L’area che diventa il campo di battaglia, per ora soprattutto retorico ed ideologico, ancora relativamente poco dal lato pratico e concreto, è il fondamento sulla carta ‘libertario’ della maggioranza Rep. In pratica questa maggioranza, che con la maggioranza dell’ala Dem della Duopoly (il centro-destra di quel partito) forma la vera “extreme center” oligarchica che gestisce il potere e plasma tutti gli accordi istituzionali che sedimentano il potere dell’oligarchia nell’Impero, sbandiera il termine libertario solo per quanto riguarda la propaganda del ‘libero mercato’, che, visto che poi introduce miriadi di elementi sia legislativi che istituzionali a sostegno di questo mercato alla fine molto poco ‘libero’, non certo da ultimo nella forma delle infinite aggressioni e ricatti per mezzo delle sue forze armate, dei suoi sistemi di sorveglianza e spionaggio (e calcolando la parte ‘sommersa’ del budget federale, cui i ‘civili non hanno accesso (la cosiddetta ‘black budget’), questa parte NatSek del budget costituisce ben oltre il 50% di ogni dollaro di introiti fiscali che viene speso), è ‘libertario’ praticamente solo per quanto riguarda la propaganda a sostegno della propria Weltanschauung economica, molto poco riguardo le prassi effettive.

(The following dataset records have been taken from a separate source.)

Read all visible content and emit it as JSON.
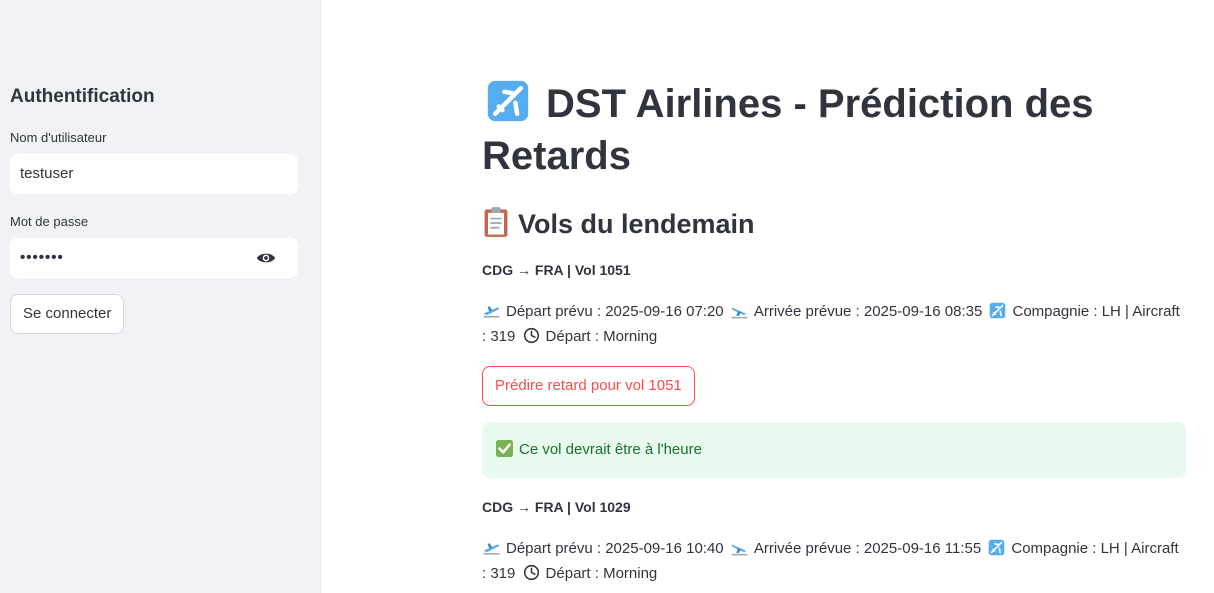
{
  "sidebar": {
    "title": "Authentification",
    "username_label": "Nom d'utilisateur",
    "username_value": "testuser",
    "password_label": "Mot de passe",
    "password_value": "•••••••",
    "login_button": "Se connecter"
  },
  "main": {
    "title": "DST Airlines - Prédiction des Retards",
    "section_title": "Vols du lendemain",
    "flights": [
      {
        "header": "CDG → FRA | Vol 1051",
        "depart": "Départ prévu : 2025-09-16 07:20",
        "arrivee": "Arrivée prévue : 2025-09-16 08:35",
        "compagnie": "Compagnie : LH | Aircraft : 319",
        "period": "Départ : Morning",
        "predict_button": "Prédire retard pour vol 1051",
        "result": "Ce vol devrait être à l'heure"
      },
      {
        "header": "CDG → FRA | Vol 1029",
        "depart": "Départ prévu : 2025-09-16 10:40",
        "arrivee": "Arrivée prévue : 2025-09-16 11:55",
        "compagnie": "Compagnie : LH | Aircraft : 319",
        "period": "Départ : Morning"
      }
    ]
  },
  "icons": {
    "title": "airplane-icon",
    "section": "clipboard-icon",
    "depart": "departure-icon",
    "arrivee": "arrival-icon",
    "compagnie": "airplane-icon",
    "period": "clock-icon",
    "result": "check-mark-icon",
    "password": "eye-icon"
  },
  "colors": {
    "sidebar_bg": "#f0f2f6",
    "primary_red": "#ff4b4b",
    "success_bg": "#e8f9ee",
    "success_text": "#177233"
  }
}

Da qualche decennio esiste invece una minoranza dell’ala Rep che si auto-designa libertaria, il cui esempio forse più notevole è Ron Paul (il cui figlio Rand è ora senatore), e che invece segue invece in modo relativamente coerente questa filosofia libertaria, dove a livello di economia e politica interna sostiene una forma relativamente estrema e ‘pura’ dell’appoggio al ‘libero mercato’ senza tanto badare alle conseguenze sociali, ecc. E, sempre coerentemente, a livello della politica estera è contraria a quasi tutte le avventure di aggressione imperiale, perchè non direttamente utili all’economia nazionale, e fonti di immensi costi aggiuntivi riguardo situazioni che in realtà ca. ‘non dovrebbero concernerci’.
La nuova (ri)nascente ala populista dei Rep, di cui Josh Hawley è forse il rappresentante più emblematico, rappresenta per molti versi l’attacco alla ed il retro dell’ala realmente libertaria del partito. In altre parole è, nei fatti più retoricamente che realmente finora, contraria ad un mercato completamente ‘libero’ di cui non si conteggiano le conseguenze sociali, politiche ed economiche interne, e, soprattutto, in parallelo col nuovo ‘nazionalismo’ trumpiano, sostiene di nuovo molte forme di aggressione e di imperialismo bruto, a favore di questa ca. ‘rinascita nazionale’, in ciò in realtà scostandosi poco dalle politiche reali della “extreme center” solo camuffandole meno e diversamente, soprattutto non fingendo, come la “extreme center”, specie nella sua versione ueber-ipocrita Dem, di essere un Impero ‘a fin di bene’, per motivi cosmopoliti e via dicendo con l’infinita serie di emoticon ipocriti Disneyani come la “indispensable nation” di Obama, ma semplicemente di voler usare tutti i mezzi extra-economici ed economici, per dare un vantaggio alla propria nazione, senza alcun riguardo per il bene o gli interessi di altri od altre nazioni (fingendo, secondo la retorica populista, che questa postura servirebbe l’interesse ‘di tutti’, quasi una forma di governo di ‘unità nazionale’ (naturalmente con una visione della ‘nazione’ prettamente di destra)).
A rimorchio di questi sviluppi, il populismo nelle sue varianti sta ricevendo un’attenzione mediatica decisamente crescente. In particolare due personalità che si sono impegnate politicamente sia a ‘sinistra’ (Krystal Ball, vicina al movimento di Sanders e dei Dem ‘progressisti’) che a destra (Saagar Enjeti, che è stato un ‘protetto’ di Tucker Carlson, giornalista della Fox News, che interviene su uno spettro amplissimo di questioni, in modi da molto demagogici a quasi seri, soprattutto dando occasionalmente spazio ad intellettuali di sinistra come Glenn Greenwald, o Matt Taibbi, di intervenire) hanno dato alle stampe un volume come co-autori, The Populist’s Guide to 2020: A New Right and a New Left are Rising, che è diventato in poco tempo un bestseller su Amazon(qualche mese fa).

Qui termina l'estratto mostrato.